Tuesday, 25 June 2019

Theories of Surplus Value, Part III, Chapter 21 - Part 33

Workers do not become immiserated by this process, quite the contrary, but their exploitation, in the Marxist sense, of the amount of unpaid labour they must provide, continually rises, and, for the reasons Marx sets out, this exploitation is all the greater in those developed capitalist economies where social productivity is highest. Again, this is the exact opposite to the arguments put forward by the Sismondists, Stalinists and Third Worldists, who talk about super-exploitation, in the least developed economies, and on the basis of it, justify their hostility to the very capitalist development that would be the basis of lifting the living standards of workers in these economies. 

When Marx talks about poverty, in this context, he does not mean lack of income or standard of living, i.e. affluence. The terms wealth and poverty refer to stock not flows. What Marx means by wealth is a large stock of assets, in particular of capital. Poverty is its opposite. Labourers are poor not as a result of low wages, but because of non-ownership of capital, or other assets. A worker may be very affluent, in terms of a high money wage, and the range of wage goods they can buy with it that constitutes their standard of living. But, that does not make them rich, because they do not own capital, and, in such a developed economy, they are unlikely to be able to acquire capital on a sufficient scale for it to be able to function effectively as capital. Their affluence only exists so long as they have paid employment, and their paid employment is conditional on them providing large amounts of unpaid labour to capital

A small peasant farmer in China may have a much lower standard of living than the above affluent worker. Where the worker might work an 8 hour day, the peasant farmer may work a 12 hour day. But, the worker may only work 30 minutes of necessary labour, providing capital with 7½ hours of surplus labour, whilst the peasant farmer might work for 11 hours of necessary labour, just to sustain their meagre standard of living, undertaking just 1 hour of surplus labour, which they use to try to expand their own production. But, the peasant farmer has wealth, where the affluent worker does not. They can increase their wealth by the slow accumulation of means of production, from their 1 hour of surplus labour, each day, whereas the 7½ hours of surplus labour of the affluent worker is directly appropriated by capital, and increasingly confronts them itself as an alien force, requiring even more unpaid labour from them, under constant threat of removing the paid employment from them. The small peasant farmer, unless confronted by some natural crisis, has no such concern, they can continue to employ themselves and provide for their own meagre needs. 

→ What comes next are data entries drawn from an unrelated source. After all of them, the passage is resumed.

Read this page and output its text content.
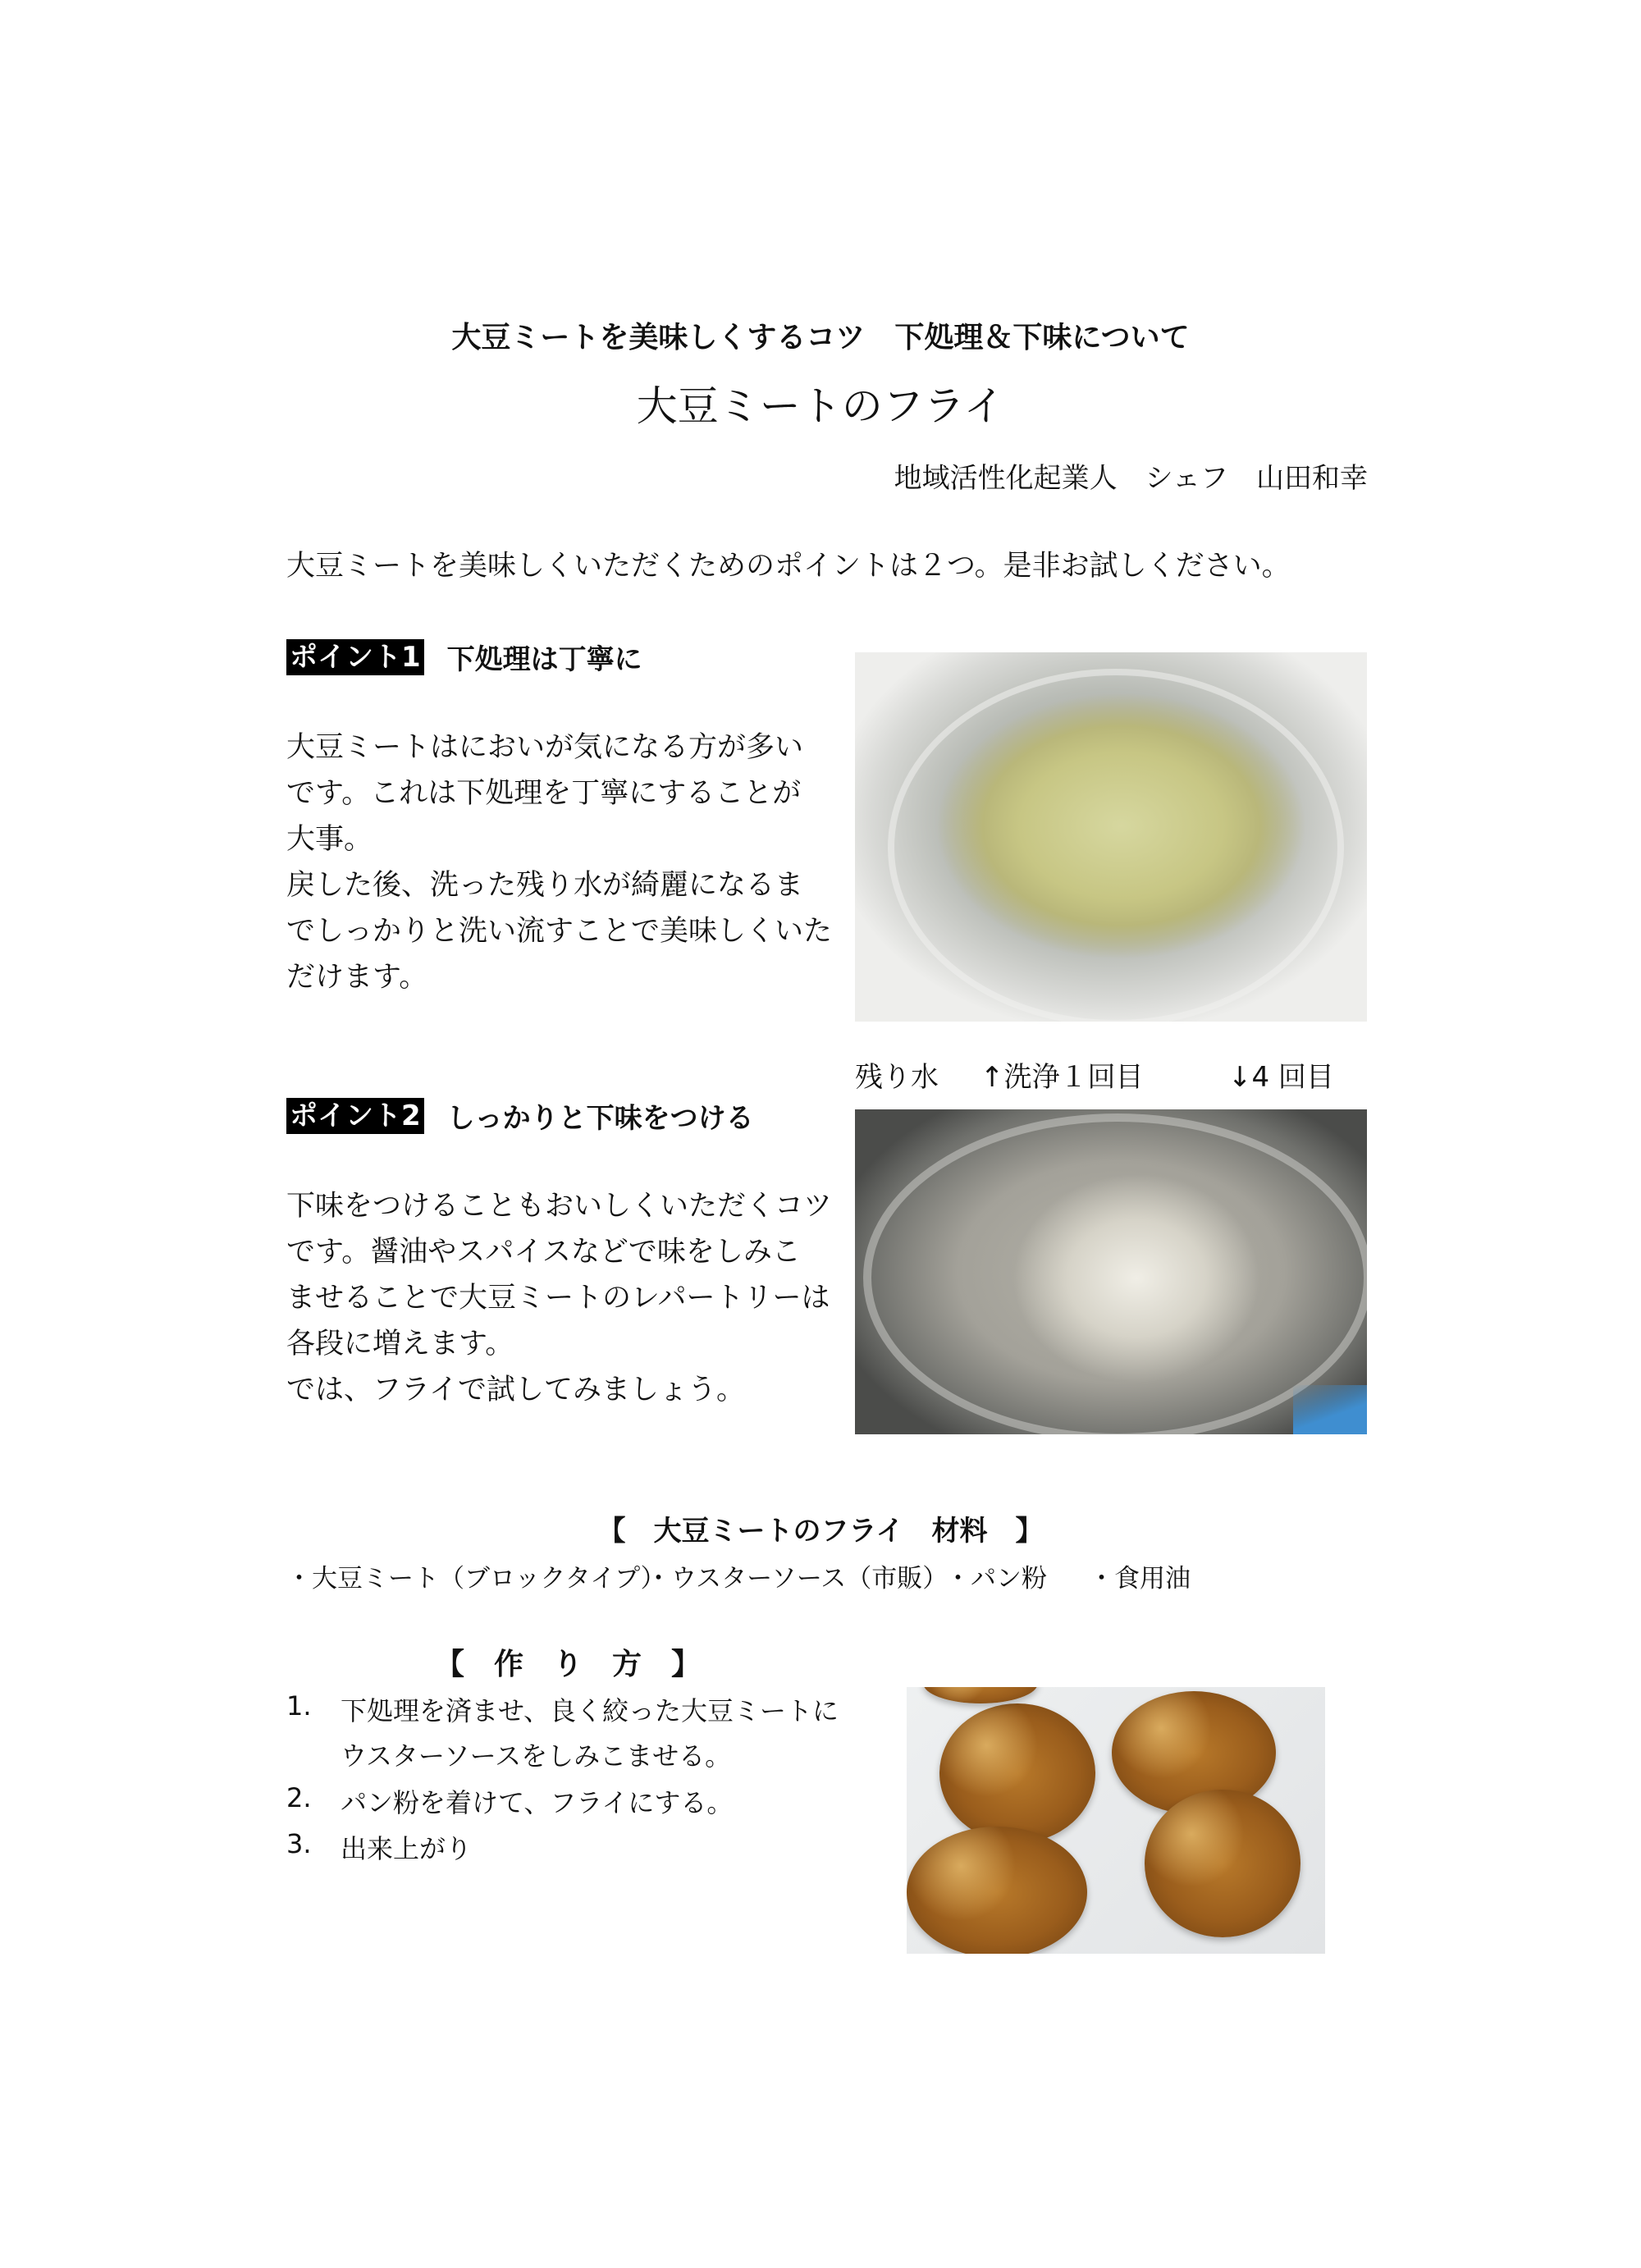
大豆ミートを美味しくするコツ　下処理＆下味について
大豆ミートのフライ
地域活性化起業人　シェフ　山田和幸
大豆ミートを美味しくいただくためのポイントは２つ。是非お試しください。
ポイント1 下処理は丁寧に
大豆ミートはにおいが気になる方が多い
です。これは下処理を丁寧にすることが
大事。
戻した後、洗った残り水が綺麗になるま
でしっかりと洗い流すことで美味しくいた
だけます。
残り水 ↑洗浄１回目	↓4 回目
ポイント2 しっかりと下味をつける
下味をつけることもおいしくいただくコツ
です。醤油やスパイスなどで味をしみこ
ませることで大豆ミートのレパートリーは
各段に増えます。
では、フライで試してみましょう。
【　大豆ミートのフライ　材料　】
・大豆ミート（ブロックタイプ）
・ウスターソース（市販）
・パン粉 ・食用油
【　作　り　方　】
1.	下処理を済ませ、良く絞った大豆ミートに
ウスターソースをしみこませる。
2.	パン粉を着けて、フライにする。
3.	出来上がり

It was this concept that lay behind the ascetic ideas of Ravenstone, but which also lies behind the reactionary ideas of Sismondi, in trying to hold back capitalist development. The same ideas are criticised by Lenin, in his writings on Economic Romanticism, and they continue to be presented today in the arguments of the “anti-capitalists” and “anti-imperialists”, who, to use Marx's phrase above, “hark back to antiquated forms of the contradiction in order to be rid of it in its acute form.”